До неба три версты, как до зимы,
Где нас никто не встретит, слава Богу.
Был прав Серёга, что ни говори,
Смекнув: «Да нет, Россия – не разиня…»
Гляди, как спят в купе богатыри,
Все три: Илья, Алёша и Добрыня
Пацанам
Что в булочную очередь, что очередь в герои —
В любую неизменно наугад
Колоннами смущёнными по двое и по трое
Одни и те же мальчики стоят.
Стоят за ними девочки, за мужем или сыном,
Для внуков объясняя сказку так:
Попали в плен под Горловкой Незнайка с Буратино,
Но спас их от беды Иван-дурак.
И не понять холёному милашке спайдермену
И прочим властелинам всех колец,
Что эти наши мальчики готовятся на смену
Чужим супергероям наконец.
И каша смыслов варится, и русское в опале
У тонких псевдорусских культперсон.
Но разве наши мальчики в герои помышляли,
Бахмут освобождая и Херсон?
Их не покажут массово на кассовом экране,
Не выберут лицом ПАО «Нефтьпром».
У них не деньги левые, а три звезды в кармане,
Они живут в землянке вчетвером.
Пройдут протесты пошлости по улице Заречной,
Весна пройдёт, как буря или месть.
А эти наши мальчики останутся навечно —
Они Россия, в общем-то, и есть
По образу-подобию учителя истории
Слепила бабу снежную в посёлке школота.
У них работа спорилась, они друг с другом спорили,
И двор был, как вселенная, в которой суета.

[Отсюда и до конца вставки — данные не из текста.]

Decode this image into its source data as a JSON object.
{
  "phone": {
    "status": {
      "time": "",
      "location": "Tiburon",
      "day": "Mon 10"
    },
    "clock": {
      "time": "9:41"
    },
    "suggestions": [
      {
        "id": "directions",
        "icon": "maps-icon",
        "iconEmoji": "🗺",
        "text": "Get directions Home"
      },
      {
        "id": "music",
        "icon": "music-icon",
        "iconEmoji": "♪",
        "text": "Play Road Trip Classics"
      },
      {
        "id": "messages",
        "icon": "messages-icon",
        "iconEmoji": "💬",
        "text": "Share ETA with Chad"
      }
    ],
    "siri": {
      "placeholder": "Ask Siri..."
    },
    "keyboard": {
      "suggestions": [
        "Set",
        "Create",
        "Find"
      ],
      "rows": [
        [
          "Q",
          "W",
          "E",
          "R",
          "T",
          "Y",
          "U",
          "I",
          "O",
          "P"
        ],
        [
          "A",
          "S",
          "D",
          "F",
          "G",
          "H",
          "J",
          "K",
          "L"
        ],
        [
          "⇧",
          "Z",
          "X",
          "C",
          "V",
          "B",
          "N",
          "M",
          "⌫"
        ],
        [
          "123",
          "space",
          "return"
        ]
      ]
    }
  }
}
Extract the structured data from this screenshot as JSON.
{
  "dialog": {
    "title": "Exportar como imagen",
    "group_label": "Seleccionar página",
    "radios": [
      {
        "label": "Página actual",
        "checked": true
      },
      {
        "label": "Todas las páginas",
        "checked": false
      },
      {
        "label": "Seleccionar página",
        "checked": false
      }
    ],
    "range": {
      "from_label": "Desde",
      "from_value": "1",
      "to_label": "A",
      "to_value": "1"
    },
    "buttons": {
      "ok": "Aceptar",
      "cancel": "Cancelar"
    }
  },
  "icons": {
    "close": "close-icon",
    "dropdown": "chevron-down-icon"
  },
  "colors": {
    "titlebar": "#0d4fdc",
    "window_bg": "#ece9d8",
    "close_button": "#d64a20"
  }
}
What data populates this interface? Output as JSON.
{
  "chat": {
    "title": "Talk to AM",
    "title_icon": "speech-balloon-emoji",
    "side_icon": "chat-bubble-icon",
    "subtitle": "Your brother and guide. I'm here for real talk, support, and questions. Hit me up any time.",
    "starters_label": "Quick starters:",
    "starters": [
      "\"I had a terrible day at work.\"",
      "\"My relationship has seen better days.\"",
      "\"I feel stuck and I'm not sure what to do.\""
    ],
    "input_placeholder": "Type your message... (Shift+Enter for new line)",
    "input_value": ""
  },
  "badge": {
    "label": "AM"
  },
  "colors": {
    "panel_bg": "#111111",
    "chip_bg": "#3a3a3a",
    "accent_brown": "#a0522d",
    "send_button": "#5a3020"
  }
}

Учительница гневалась, но баба-то ей нравилась.
Пришла с работы оттепель – и бабы след простыл.
Весна за эту оттепель дождём потом проставилась,
И у забора ветхого оттаял ржавый ЗиЛ.
Одно и то же облако по небу плыло лодочкой,
И пацаны на великах гоняли взад-вперёд.
А как июль наметился своей вишнёвой мордочкой,
По сонной главной улице ударил миномёт.
Учительницу ранило, а пацаны отправились
На этих самых великах в волшебную страну.
Свистели мины, падали, им очень это нравилось —
Они с рожденья самого боятся тишину.
Для бравых миномётчиков то дело было маленьким —
У них давно по ордену, их семьи очень ждут.
А неприцельно жахнули – так там одни москалики
И, значит, орки новые из них не подрастут.
А приключилось это всё в две тысячи пятнадцатом,
И пацанам тем было бы сегодня двадцать лет.
По киевскому телику галдят: «У нас нет нациков!»
Да только баба снежная не верит в это, нет.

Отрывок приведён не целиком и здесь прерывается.